Bill Eichenberger reviews David Halperin's Journal of a UFO Investigator: A Novel for the Pittsburgh Post-Gazette. ("...as much a philosophic treatise as it is a voyage through fantastical worlds")

Summer Moore considers the seventh in James Patterson's Maximum Ride series Angel in the Winston-Salem Journal. (..."a strong installment in the series. It is full of fight scenes mixed with puppy love and many fantastic flying descriptions that will make readers wish they had wings.")

Sharon Galligar Chance reviews Ireland-centered books, one of them a Young Adult title (The Book of Tomorrow, by Cecelia Ahern), for the Ventura County Star. ("Ahern, who is the daughter of the former prime minister of Ireland, is well known for her sassy, brassy, chick-lit novels, and "The Book of Tomorrow" is no exception to the rule.")

Jodi Delong reviews a flipbook ("...two stories, back to back... you read one story by one author, and then flip the book over to read the second story") for teens by Christy Ann Conlin for The Chronicle Herald (Halifax).

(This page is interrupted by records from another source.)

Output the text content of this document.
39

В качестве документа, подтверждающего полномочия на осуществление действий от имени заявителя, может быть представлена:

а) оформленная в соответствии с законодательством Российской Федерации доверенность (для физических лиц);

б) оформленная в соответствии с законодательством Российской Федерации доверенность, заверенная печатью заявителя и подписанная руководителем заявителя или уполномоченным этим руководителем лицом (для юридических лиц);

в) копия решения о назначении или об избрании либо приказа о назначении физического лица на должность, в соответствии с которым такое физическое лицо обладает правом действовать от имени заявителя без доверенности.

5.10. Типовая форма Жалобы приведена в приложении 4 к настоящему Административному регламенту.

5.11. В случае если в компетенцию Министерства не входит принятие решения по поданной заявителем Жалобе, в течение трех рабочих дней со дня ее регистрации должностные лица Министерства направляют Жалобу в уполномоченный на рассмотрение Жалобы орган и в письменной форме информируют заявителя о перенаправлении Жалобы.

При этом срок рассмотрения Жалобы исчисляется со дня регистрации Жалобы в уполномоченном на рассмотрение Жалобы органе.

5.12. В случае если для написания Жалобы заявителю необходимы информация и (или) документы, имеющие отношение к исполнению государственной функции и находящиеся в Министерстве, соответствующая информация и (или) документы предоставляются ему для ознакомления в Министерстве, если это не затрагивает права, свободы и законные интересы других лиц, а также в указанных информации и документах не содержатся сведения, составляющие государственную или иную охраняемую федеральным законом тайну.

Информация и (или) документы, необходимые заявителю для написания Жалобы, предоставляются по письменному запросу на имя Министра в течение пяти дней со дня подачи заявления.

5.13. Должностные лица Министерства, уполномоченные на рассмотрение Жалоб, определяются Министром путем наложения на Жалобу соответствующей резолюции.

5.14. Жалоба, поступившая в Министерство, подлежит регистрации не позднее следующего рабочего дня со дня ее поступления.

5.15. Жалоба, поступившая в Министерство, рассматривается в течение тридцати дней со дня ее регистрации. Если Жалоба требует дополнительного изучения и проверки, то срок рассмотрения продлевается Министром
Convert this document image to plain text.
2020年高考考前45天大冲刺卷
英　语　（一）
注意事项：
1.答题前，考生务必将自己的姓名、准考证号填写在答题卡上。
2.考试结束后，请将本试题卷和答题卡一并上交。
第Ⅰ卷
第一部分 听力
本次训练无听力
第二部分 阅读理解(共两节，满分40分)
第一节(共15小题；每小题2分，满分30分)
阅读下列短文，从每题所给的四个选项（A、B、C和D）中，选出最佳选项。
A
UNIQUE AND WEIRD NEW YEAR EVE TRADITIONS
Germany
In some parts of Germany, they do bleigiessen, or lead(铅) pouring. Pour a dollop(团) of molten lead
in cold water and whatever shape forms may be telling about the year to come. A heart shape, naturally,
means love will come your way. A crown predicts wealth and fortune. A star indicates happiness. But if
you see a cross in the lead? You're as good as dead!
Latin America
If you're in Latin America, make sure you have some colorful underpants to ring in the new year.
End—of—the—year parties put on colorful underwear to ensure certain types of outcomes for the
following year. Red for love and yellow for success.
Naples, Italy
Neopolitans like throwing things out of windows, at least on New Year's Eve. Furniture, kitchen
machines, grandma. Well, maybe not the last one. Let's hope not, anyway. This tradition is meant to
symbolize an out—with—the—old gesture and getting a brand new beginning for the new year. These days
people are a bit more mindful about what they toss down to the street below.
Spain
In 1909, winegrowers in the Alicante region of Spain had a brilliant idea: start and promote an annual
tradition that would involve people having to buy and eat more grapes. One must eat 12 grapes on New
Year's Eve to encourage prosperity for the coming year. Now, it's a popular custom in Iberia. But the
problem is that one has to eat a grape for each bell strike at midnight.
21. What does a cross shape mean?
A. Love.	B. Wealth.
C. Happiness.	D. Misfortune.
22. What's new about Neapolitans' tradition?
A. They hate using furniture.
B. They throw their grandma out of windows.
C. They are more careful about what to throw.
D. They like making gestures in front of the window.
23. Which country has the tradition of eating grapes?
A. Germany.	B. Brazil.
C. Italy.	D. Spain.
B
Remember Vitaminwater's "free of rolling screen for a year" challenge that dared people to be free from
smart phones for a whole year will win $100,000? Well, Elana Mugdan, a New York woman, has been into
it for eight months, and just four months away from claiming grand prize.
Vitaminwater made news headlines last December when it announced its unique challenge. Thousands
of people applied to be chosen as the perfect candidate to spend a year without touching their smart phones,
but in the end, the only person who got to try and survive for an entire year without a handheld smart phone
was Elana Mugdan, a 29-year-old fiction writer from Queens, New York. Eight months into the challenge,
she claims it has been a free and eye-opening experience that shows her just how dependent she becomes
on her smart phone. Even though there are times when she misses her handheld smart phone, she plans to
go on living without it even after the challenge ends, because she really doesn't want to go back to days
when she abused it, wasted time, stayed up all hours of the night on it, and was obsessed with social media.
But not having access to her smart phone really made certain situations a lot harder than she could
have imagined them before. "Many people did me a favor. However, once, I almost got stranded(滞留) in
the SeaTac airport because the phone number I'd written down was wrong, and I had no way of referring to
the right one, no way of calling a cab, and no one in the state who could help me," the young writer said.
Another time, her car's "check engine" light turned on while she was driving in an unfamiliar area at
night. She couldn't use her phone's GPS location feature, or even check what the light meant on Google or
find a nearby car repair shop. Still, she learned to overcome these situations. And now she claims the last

Darcey Steinke reviews Judy Blundell's Strings Attached for the New York Times.


Meghan Cox Gurdon reviews Tim Wynne-Jones's Blink & Caution for the Wall Street Journal.  Gurdon finds the book good, but objects to some of the language and imagery: "...perhaps because the book is so skillfully wrought, one wishes that it could have been written without not just foul language but also foully specific images, such as that of a 16-year-old girl sleeping with a sadistic drug dealer." Hmmm....I'm putting Blink & Caution next on my crossover-reading list.

Graham Moore reviews the new Sherlock Holmes YA, Death Cloud, by Andrew Lane for the New York Times. (The NYT is a bit behind with their YA reviews this month.  Strings Attached and Death Cloud have been reviewed elsewhere for weeks.  Oh, but here's a new title: Pamela Paul takes a look at Deadly, by Chibarro, in the Children's Bookshelf column: "...the rare Y.A. novel in which a girl’s intellectual interests trump adolescent romance.")

Karen MacPherson reviews books for kids with disability themes for abcactionnews.com.  Two of the titles MacPherson discusses are Jordan Sonnenblick's After Ever After and Antony John's Five Flavors of Dumb.


Molly Fischer considers Tea Obreht's The Tiger's Wife in the The New York Observer. Fischer begins the review with "A young-adult novel is like porn: hard to define, but you know it when you see it" and compares The Tiger's Wife, which has been reviewed positively elsewhere, to a children's or YA novel in its structure and themes.  In other words, a crossover book, but not in a good way, at least according to Fischer.

Christy Ann Conlin (whose own YA novel was reviewed this week by Jodi Delong and cited in this post) reviews Michelle Paver's first adult novel Dark Matter: A Ghost Story for The Globe and Mail.  (Paver is the author of the Chronicles of Ancient Darkness series.)